Garbol glared at him, then raised his staff high with two hands. Lightning struck, and he bellowed. “I call upon the Mooten land; the leagues of ancient yore. Bring to me the Jargolant sails; surround the island shore.”
The captain dropped his sledge and gaped. “Back to the ships! Make haste! Back to the ships!”
Several phantom’s squirmed out of the church windows.
“That’s right,” said Garbol. “I may not be able to get to your world, but I can call upon those who exist there.”
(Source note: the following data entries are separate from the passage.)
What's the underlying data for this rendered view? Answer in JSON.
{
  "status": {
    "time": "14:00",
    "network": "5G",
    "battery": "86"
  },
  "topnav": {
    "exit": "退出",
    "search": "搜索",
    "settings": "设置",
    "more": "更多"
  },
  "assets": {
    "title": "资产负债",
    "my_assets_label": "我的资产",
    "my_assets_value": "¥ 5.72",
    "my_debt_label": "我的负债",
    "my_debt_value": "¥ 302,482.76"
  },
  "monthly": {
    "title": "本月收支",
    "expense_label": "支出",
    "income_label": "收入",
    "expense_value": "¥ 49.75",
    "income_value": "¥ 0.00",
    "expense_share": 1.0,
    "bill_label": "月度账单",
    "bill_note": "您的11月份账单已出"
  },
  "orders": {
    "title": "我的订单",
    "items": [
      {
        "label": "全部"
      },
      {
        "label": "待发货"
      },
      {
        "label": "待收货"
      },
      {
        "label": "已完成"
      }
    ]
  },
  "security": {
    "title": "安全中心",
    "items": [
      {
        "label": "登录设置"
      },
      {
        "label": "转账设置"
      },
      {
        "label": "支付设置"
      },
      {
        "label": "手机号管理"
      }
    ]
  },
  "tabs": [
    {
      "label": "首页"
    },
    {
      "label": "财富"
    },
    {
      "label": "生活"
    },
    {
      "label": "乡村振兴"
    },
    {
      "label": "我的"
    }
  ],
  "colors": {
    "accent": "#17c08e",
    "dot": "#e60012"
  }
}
The captain sneered and fled.
Garbol and Stenton ran behind them to the shore and watched them fight for spots on the launches, shoving off to their ships and rowing like the devil chased them. Points of white appeared in the distance, sales of oncoming vessels. An armada of phantom Jargolants.
If they didn’t get out of the Mooten territories before the Jargolants landed, they would be guilty of not honoring the pacts of old. They would be guilty of injustice, having broken their pact by engaging in a raid while the ancients of Jargolant possessed the soil. The punishment in the phantom plane would be devastating and eternal.
Or something like that. Garbol wasn’t really sure, but his gamble clearly paid off.
“You did it,” said Stenton.
“Yeah.” Garbol dug his pool stick into the sand. “I guess I did. Let’s just hope the Jargolant phantoms are a little less peeved.”